5510 sayılı Yasanın Geçici 22. maddesinde yer alan “Bu Kanunun 4'üncü maddesinin birinci fıkrasının (b) bendinin (3) numaralı alt bendinde belirtilen anonim şirketlerin kurucu ortaklarından daha önce 1479 sayılı Kanunun 24'üncü maddesine tabi olarak sigortalı olanlardan sigortalılıklarını devam ettirmek isteyenlerin bu maddenin yürürlük tarihinden itibaren altı ay içinde yazılı talepte bulunmaları halinde sigortalılıkları aynen devam ettirilir. Bu süre içerisinde talepte bulunmayanların sigortalılıkları ise bu Kanunun yürürlük tarihi itibariyle sona erer.” hükmü uyarınca davacının 01.10.2008 tarihi öncesinde anonim şirket kurucu ortağı olup olmadığı ve anılan madde çerçevesinde Kuruma yazılı talepte bulunup bulunmadığı belirlenmeli, sigortalılık hallerinin birleşmesini düzenleyen 5510 sayılı Yasanın 53. maddenin 2. fıkrasındaki “4'üncü maddenin birinci fıkrasının (b) bendi kapsamında sayılanlar, kendilerine ait veya ortak oldukları işyerlerinden dolayı, 4 üncü maddenin birinci fıkrasının (a) bendi kapsamında sigortalı bildirilemezler.” hükmü gözetilmelidir.
Yukarıda yapılan açıklamalardan sonra somut olaya gelince, kural olarak limited şirket ortakları az sayıda olmaları nedeniyle kendi işini yapan kimse konumunda oldukları için, 1479 sayılı Kanun/5510 sayılı Kanun 4/b ye tabi zorunlu sigortalı sayılırlar.
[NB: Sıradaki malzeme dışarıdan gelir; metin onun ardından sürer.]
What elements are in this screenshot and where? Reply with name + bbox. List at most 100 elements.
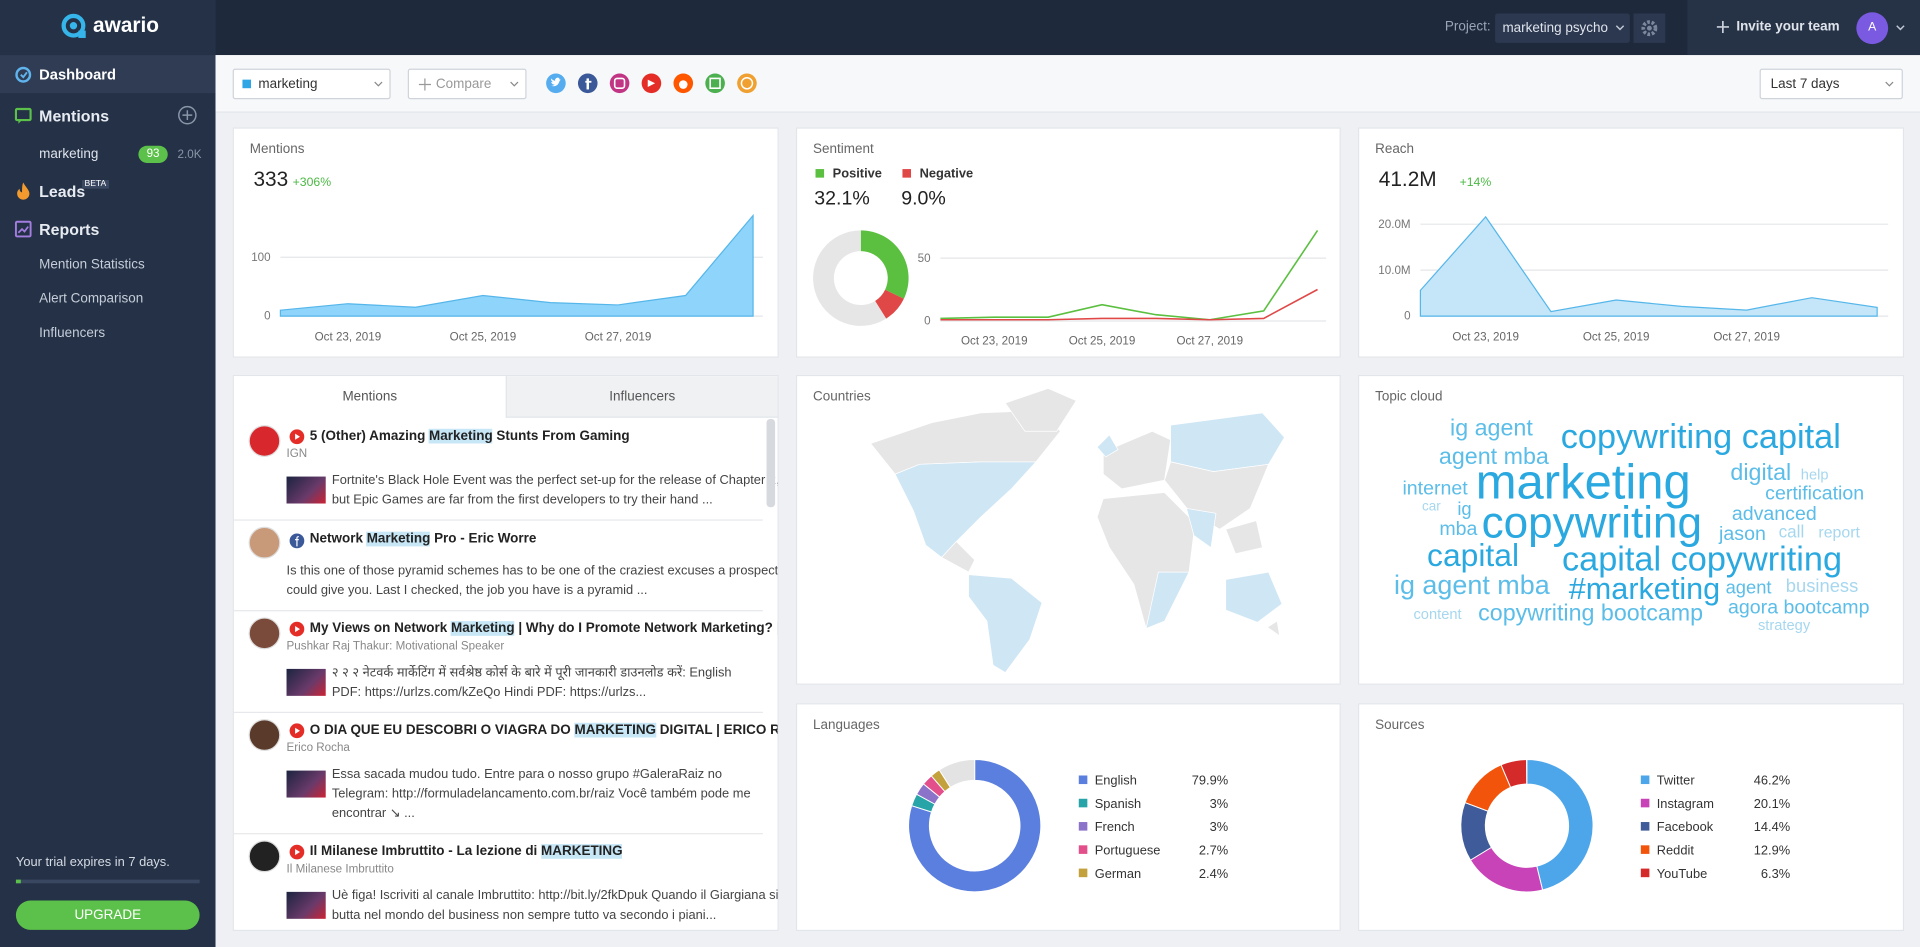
video-thumbnail <box>286 891 326 919</box>
legend-label: English <box>1095 773 1137 788</box>
add-alert[interactable] <box>178 105 198 125</box>
scrollbar[interactable] <box>766 418 776 508</box>
mention-text: encontrar ↘ ... <box>331 806 415 821</box>
keyword-highlight: Marketing <box>366 531 431 547</box>
project-name: marketing psycho <box>1502 20 1609 36</box>
invite-team[interactable]: Invite your team <box>1736 19 1840 35</box>
x-tick-label: Oct 25, 2019 <box>1069 334 1136 347</box>
plus-icon <box>418 78 432 91</box>
user-avatar[interactable]: A <box>1856 12 1889 45</box>
topic-word: ig <box>1457 498 1471 519</box>
report-link[interactable]: Mention Statistics <box>39 257 145 272</box>
value-label: 20.1% <box>1754 796 1790 811</box>
upgrade-button[interactable]: UPGRADE <box>15 900 200 930</box>
mention-text: could give you. Last I checked, the job … <box>286 583 648 598</box>
x-tick-label: Oct 27, 2019 <box>1177 334 1244 347</box>
trial-bar <box>15 879 200 884</box>
report-link[interactable]: Alert Comparison <box>39 291 144 307</box>
reach-card: Reach 41.2M +14% 0 10.0M 20.0M Oct 23, 2019… <box>1357 127 1905 358</box>
x-tick-label: Oct 27, 2019 <box>585 331 652 344</box>
legend-swatch <box>1640 775 1650 785</box>
keyword-highlight: MARKETING <box>574 722 657 738</box>
title-text: O DIA QUE EU DESCOBRI O VIAGRA DO <box>309 722 575 738</box>
chevron <box>374 81 383 87</box>
title-text: My Views on Network <box>309 621 452 636</box>
mentions-feed: Mentions Influencers 5 (Other) Amazing M… <box>232 374 779 932</box>
nav-leads[interactable]: Leads <box>39 182 86 201</box>
youtube-icon <box>289 429 305 445</box>
feed-items: 5 (Other) Amazing Marketing Stunts From … <box>233 419 779 930</box>
chart-svg: Twitter 46.2% Instagram 20.1% Facebook 14.4% R… <box>1460 759 1790 893</box>
report-link[interactable]: Influencers <box>39 325 106 341</box>
alert-select[interactable]: marketing <box>232 68 391 100</box>
tab-active[interactable]: Mentions <box>233 376 506 419</box>
project-select[interactable]: marketing psycho <box>1495 13 1630 43</box>
legend-swatch <box>1640 822 1650 831</box>
reach-total: 41.2M <box>1378 167 1437 192</box>
legend-swatch <box>1078 845 1088 854</box>
mention-text: Is this one of those pyramid schemes has… <box>286 563 779 579</box>
legend-label: Negative <box>920 166 974 181</box>
topic-word: agora bootcamp <box>1728 596 1870 618</box>
value-label: 2.7% <box>1199 843 1228 858</box>
legend-swatch <box>1640 845 1650 854</box>
nav-mentions[interactable]: Mentions <box>39 106 110 125</box>
donut-slice <box>860 230 909 299</box>
mention-author: Erico Rocha <box>286 741 350 755</box>
mention-body: Essa sacada mudou tudo. Entre para o nos… <box>286 764 754 823</box>
mention-body: Is this one of those pyramid schemes has… <box>286 561 779 600</box>
settings-button[interactable] <box>1633 13 1666 43</box>
youtube-icon <box>289 723 305 739</box>
legend-swatch <box>1640 868 1650 878</box>
legend-swatch <box>1078 822 1088 831</box>
tab[interactable]: Influencers <box>505 376 778 418</box>
alert-name[interactable]: marketing <box>39 147 99 162</box>
y-tick-label: 100 <box>251 251 271 264</box>
donut-slice <box>1526 759 1594 891</box>
alert-new: 93 <box>138 145 168 163</box>
mentions-change: +306% <box>292 176 332 190</box>
active-row[interactable] <box>0 55 216 94</box>
nav-dashboard[interactable]: Dashboard <box>39 66 116 84</box>
legend-swatch <box>1078 798 1088 808</box>
value-label: 79.9% <box>1192 773 1228 788</box>
languages-card: Languages English 79.9% Spanish 3% French 3% P… <box>795 703 1341 932</box>
author-avatar <box>248 840 281 873</box>
line <box>940 229 1319 321</box>
chevron <box>1896 25 1905 31</box>
area <box>279 213 754 317</box>
card-title: Topic cloud <box>1375 389 1443 405</box>
reach-change: +14% <box>1459 176 1492 190</box>
source-filters[interactable] <box>544 72 764 97</box>
period-select[interactable]: Last 7 days <box>1759 68 1903 100</box>
mention-text: butta nel mondo del business non sempre … <box>331 907 717 923</box>
facebook-icon <box>289 533 305 549</box>
video-thumbnail <box>286 770 326 798</box>
trial-note: Your trial expires in 7 days. <box>15 855 170 870</box>
topic-cloud-card: Topic cloud ig agent copywriting capital a… <box>1357 374 1905 685</box>
value-label: 14.4% <box>1754 819 1790 834</box>
card-title: Sentiment <box>813 142 874 157</box>
mention-author: IGN <box>286 447 308 461</box>
topic-word: #marketing <box>1569 572 1720 606</box>
topic-word: advanced <box>1732 503 1817 525</box>
donut-slice <box>875 289 904 319</box>
topic-word: report <box>1818 524 1860 541</box>
mention-text: Essa sacada mudou tudo. Entre para o nos… <box>331 766 723 782</box>
mention-text: but Epic Games are far from the first de… <box>331 492 713 508</box>
mentions-card: Mentions 333 +306% 0 100 Oct 23, 2019 Oct 2… <box>232 127 779 358</box>
icon-glyph <box>295 626 301 633</box>
title-text: Network <box>309 531 367 547</box>
mention-item: O DIA QUE EU DESCOBRI O VIAGRA DO MARKET… <box>233 713 778 835</box>
value-label: 3% <box>1210 819 1229 834</box>
icon-glyph <box>295 848 301 856</box>
nav-reports[interactable]: Reports <box>39 220 100 239</box>
mention-author: Il Milanese Imbruttito <box>286 862 394 876</box>
donut-rest <box>938 759 976 789</box>
mention-title: O DIA QUE EU DESCOBRI O VIAGRA DO MARKET… <box>287 722 778 740</box>
line <box>940 288 1318 321</box>
legend-label: Instagram <box>1657 796 1714 811</box>
compare-select[interactable]: Compare <box>407 68 527 100</box>
youtube-icon <box>289 844 305 860</box>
Başka bir deyişle davacının ortağı olduğu limited şirkete ait işyerinden 506 sayılı Yasa kapsamında yapılan bildirimler 01.10.2008 tarihi öncesi ve sonrası bakımından davacıya geçerli bir sigortalılık vermez. Bu nedenle bu sürelerde Kuruma ödenen primlerin 1479 sayılı Yasa/5510 sayılı Yasanın 4. maddesinin “b” bendi kapsamındaki sigortalılığına aktarılması ve 5510 sayılı Yasanın Geçici 63. maddesi de gözetilerek karşılanan prim gün sayısının belirlenmesi ile sonucuna göre tahsis şartlarının irdelenmesi gerekirken yazılı şekilde karar tesisi usul ve yasaya aykırı olup bozma nedenidir.
Mahkemece, açıklanan bu maddi ve hukuki esaslar gözetilmeksizin, eksik araştırma ve inceleme sonucu yazılı şekilde hüküm kurulması, usul ve yasaya aykırı olup bozma nedenidir.
O halde, davalı Kurum vekilinin bu yönleri amaçlayan temyiz itirazları kabul edilmeli ve ... Bölge Adliye Mahkemesi 9. Hukuk Dairesinin istinaf başvurusunun esastan reddine ilişkin kararı kaldırılarak, İlk Derece Mahkemesince verilen hüküm bozulmalıdır.
SONUÇ : ... Bölge Adliye Mahkemesi 9. Hukuk Dairesi kararının, HMK'nın 373/1. maddesi gereğince kaldırılarak, temyiz edilen İlk Derece Mahkemesi hükmünün yukarıda açıklanan nedenlerle BOZULMASINA, dosyanın kararı veren İlk Derece Mahkemesine ve kararın bir örneğinin ilgili Bölge Adliye Mahkemesine gönderilmesine, 10/03/2022 gününde oybirliğiyle kara verildi.